10 Temmuz 2019 Çarşamba

Tasavvuf tamam ama neden ?

Doğduğumuz andan itibaren koca bir çeşitlilik, bilinmezlik, tercihler üzerine doğarız. Hâl böyle olunca sosyo-ekonomik şartların ve birazda meyilli olduklarımızla şartların bize sunduklarına çekim duyarız. Kendimden örnek verecek olursam okuduğum bölüm ve arkadaşlarının etkisiyle feminizim ve peşinden de bağlantılı olduğunu düşündüğüm sosyalizmin tesiri içinde hayatımın görüşü, sürüşü gayet net diye düşünüyordum. Bu kendinden eminlik tabii deneyimsizlik ve toyluk karması bir hâli taşıyordu. Zira bu eminliği veren içinde barındırdığı eşitlik duygusu ve bir ağız dolusu laf etme imkanı ve bunun verdiği haz idi. Ve tabii faydalı olan güdüsü. Ancak her insan bir aidiyet duygusuyla doğuyordu ve bu da çevrenin ya da en iyi ihtimalle erişebildiklerinin etkisiyle şekilleniyordu. -İzmlerin etkisinde olduğu gibi. Bu durumda mesela ben başka şartlar içinde olsaydım o zaman ne olacaktı? Muhtemelen yerini alan diğer şartlara göre şekillenen zihin yapısı ve hayat görüşü alacaktı. O halde bu şartların yeterli ya da hakikate götürdüğünü nereden bilebileceğiz? Hiç işte. Şartlar buydu , bunu öğrenmiştik , savunuyordu, haz alıyorduk ve hakikatte neydi ki? Zaten nasıl bilebilecektik ki? 

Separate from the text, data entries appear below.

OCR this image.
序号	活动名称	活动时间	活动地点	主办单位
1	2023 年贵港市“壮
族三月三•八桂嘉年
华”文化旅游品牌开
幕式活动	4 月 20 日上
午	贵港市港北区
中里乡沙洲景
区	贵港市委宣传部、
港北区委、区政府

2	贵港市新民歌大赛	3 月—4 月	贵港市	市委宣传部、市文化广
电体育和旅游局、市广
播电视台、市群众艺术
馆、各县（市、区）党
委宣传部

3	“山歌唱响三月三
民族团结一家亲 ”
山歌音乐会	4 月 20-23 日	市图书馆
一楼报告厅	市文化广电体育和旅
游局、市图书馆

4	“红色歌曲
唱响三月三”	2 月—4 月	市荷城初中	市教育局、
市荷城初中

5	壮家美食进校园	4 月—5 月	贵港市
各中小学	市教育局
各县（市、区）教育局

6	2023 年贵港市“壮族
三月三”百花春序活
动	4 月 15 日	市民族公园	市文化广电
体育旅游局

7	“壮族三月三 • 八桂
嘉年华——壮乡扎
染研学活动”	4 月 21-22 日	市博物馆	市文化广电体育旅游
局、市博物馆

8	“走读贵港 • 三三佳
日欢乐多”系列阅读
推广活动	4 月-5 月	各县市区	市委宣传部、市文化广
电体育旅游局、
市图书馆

Aslolan netliğe mani tüm insani inşalar ve dünyada yer edinme çabaları olan perdeler yırtılmadan (bkz:Dücane Cündioğlu, http://ducanecundioglusimurggrubu.blogspot.com.tr/2012/10/perdesinden-perdelerimiz-yirtildi.html?m=1) net görüşü kazanmak biraz zor oluyor. Bu anlamda benim için bütün hayat savunucularım ve farkında olmadan kendime yer açma çabam olan her türlü silahı bırakmama, yolumu bulmamda asli  rehberim tasavvuf oldu. İslamiyet'i yaşama biçimi şeklinde kısaca tanımlayabileceğim tasavvuf; bütün bir hayat fikirlerini,-izmlerini zaten en güzel biçimiyle içinde barındıran bir yol gösterici olduğunu gördüm. Sosyalizmin eşitliğini, komşusu aç yatan bizden değildir gibi türlü cümlelerle kati surette dile getirirken, kadını yere göğe koyamayarak feminizmin savunduğundan fazla kadını hayatın her alanında yaşatmanın örneklerini ve tavsiyelerini içeriyordu. Üstelik yapılması istenenleri; namaz, oruç, yardımseverlik, dedikodu etmeme vb.  halleri sebatla yapman halinde huzuru  bulacağın fikrini de uygulamaya çalışanlara yaşatarak kendi kendini ispatlıyordu. Yaşamaya çalışan ve hatta hissedebilen bizlere ne mutlu , çok şükür!